For a long time, this season was shaping up to be Arsenal’s breakthrough year in the Premier League. A decade on from their last triumph, the Londoners set a fearsome pace in the Autumn on the back of new signing Mesut Ozil and Aaron Ramsey’s electric form.
However, a series of heavy defeats against their major rivals soon saw the Gunners caught and, as recently as mid-April, Everton harboured serious hopes of pipping Wenger’s men to fourth place and qualification for the Champions League.
Merseyside hopes were shattered by a five-game winning end to the season for Arsenal, a run that included a 3-0 triumph at the KC Stadium the week after both clubs had battled through to the final.
That storming end to the campaign is one reason why Wenger’s side are overwhelming favourites to lift the Cup, even if their manager is wary of what can happen if the underdogs have their day.
He said: “If you are in the FA Cup everyone can dream of winning it at the start of the season, while the (Premier League) championship – only seven clubs can dream of winning it.

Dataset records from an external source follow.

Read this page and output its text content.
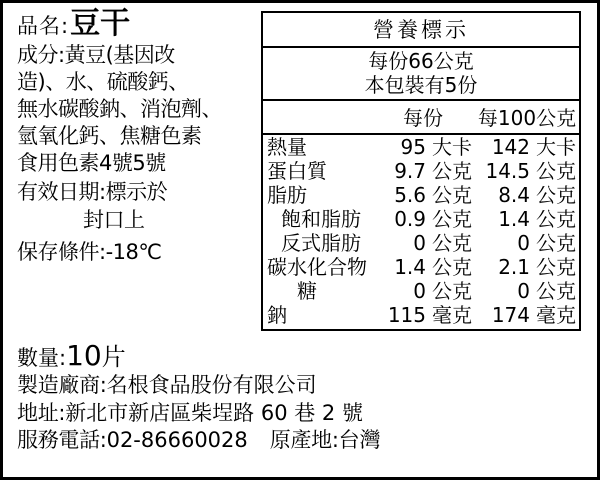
品名: 豆干
成分:黃豆(基因改
造)、水、硫酸鈣、
無水碳酸鈉、消泡劑、
氫氧化鈣、焦糖色素
食用色素4號5號
有效日期:標示於
封口上
保存條件:-18℃
營養標示
每份66公克
本包裝有5份
每份	每100公克
熱量	95 大卡 142 大卡
蛋白質	9.7 公克 14.5 公克
脂肪	5.6 公克 8.4 公克
飽和脂肪	0.9 公克 1.4 公克
反式脂肪	0 公克 0 公克
碳水化合物 1.4 公克 2.1 公克
糖	0 公克 0 公克
鈉	115 毫克 174 毫克
數量: 10 片
製造廠商:名根食品股份有限公司
地址:新北市新店區柴埕路 60 巷 2 號
服務電話:02-86660028 原產地:台灣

“Last year, Wigan won the FA Cup. This year, you had (League One) Sheffield United in the semi-final and that kind of dream being open to everybody makes the competition special.
“In the (Premier League) championship you can talk and talk, but we know the biggest budget will win it. That open dream is what makes (the FA Cup) special in football.
“In basketball if you play against a team from Division Two, there is absolutely no chance unless you give them 30 points, only our sport can create that excitement because it is uncertain.”
Tomorrow is the first major final for Arsenal since 2011, when Wenger’s side took on Birmingham City in the League Cup decider at Wembley.
As with this year’s FA Cup final, the Gunners were expected to comfortably win. Instead, the Blues pulled off a major shock thanks to a late winner by Obafemi Martins.
That experience means no-one in the Arsenal camp will be taking things for granted ahead of taking on the Tigers.
“Look, you can always slip or have a lack of communication,” said Wenger, reflecting on how a mix-up between Laurent Koscielny and Wojciech Szczesny gifted Birmingham their winner. “You can never guarantee that will never repeat. “But what we want to do is just to focus on the day of the game and the way we want to play football. Enjoy it and that is the best way to be at our best.
“No matter what the result will be, this club – and this is always most important – can deal with the consequences of any game,” said Wenger.
“What is important is that we come out of the game and have the feeling that we gave absolutely our best, our total energy to play at our best and then you always accept the consequences.
“No matter how much we talk about it, you can win and lose but you want to come out of the game feeling you have done the maximum to win. (The drought may make it) a little (more difficult) but once you walk over the line you just focus on your football.
“You don’t play with the history, you play with your quality and your desire to play well. It is an opportunity and we have to take a distance with time.”